Austin, TX Resource Recovery Charts a New Course to Achieving Zero Waste

Far more confounding, however, is a characteristically Texan third obstacle: waste stream privatization.

SEATTLE (Waste Advantage): City Council adopted a new path to salvation for Austin’s landfills. A self-proclaimed “road map toward zero waste,” Austin Resource Recovery’s existing 2011 Master Plan committed Austin to near total solid waste diversion from landfills by 2040. Now with just under two decades to go – and diverting only 40% of materials from landfills in 2020 despite a goal of 75% – the Master Plan is getting a facelift. Or, rather, an “update,” as ARR dubs its newly released Comprehensive Plan.

The nascent document identifies among a spate of challenges three central obstacles to achieving its now-teenaged zero waste goal. The first two are familiar: Austin has experienced a 20% population increase over the past decade (a surprisingly low metric, frankly) and now regularly encounters “abnormal” weather events that can disrupt services. In response, the Comprehensive Plan acknowledges that since they (both people and meteorological tumult) have already come, it’s probably time to build it: more infrastructure, more recycling and circular economy education programs, and more access to digital tools and collection services.

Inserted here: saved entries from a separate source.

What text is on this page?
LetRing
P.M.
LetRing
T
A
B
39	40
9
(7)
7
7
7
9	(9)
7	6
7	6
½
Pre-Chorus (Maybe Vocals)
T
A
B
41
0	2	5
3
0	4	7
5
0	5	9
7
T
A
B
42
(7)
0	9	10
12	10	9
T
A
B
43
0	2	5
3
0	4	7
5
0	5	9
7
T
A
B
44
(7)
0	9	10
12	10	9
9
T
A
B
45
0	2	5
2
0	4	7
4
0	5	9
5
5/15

Far more confounding, however, is a characteristically Texan third obstacle: waste stream privatization. The Comprehensive Plan estimates that private companies collect 85% of the city’s waste, up from 75% in 2010. Such privatization, it says, precludes the city from being able to collect accurate data on its progress towards achieving zero waste, as companies fear that any numbers they share will become public record – and ammunition for competitors. Its solution to this foil? For starters, tracking the capture rate of specific materials and landfill diversion rate per capita, while also improving its own technologies and conducting routine waste characterization studies.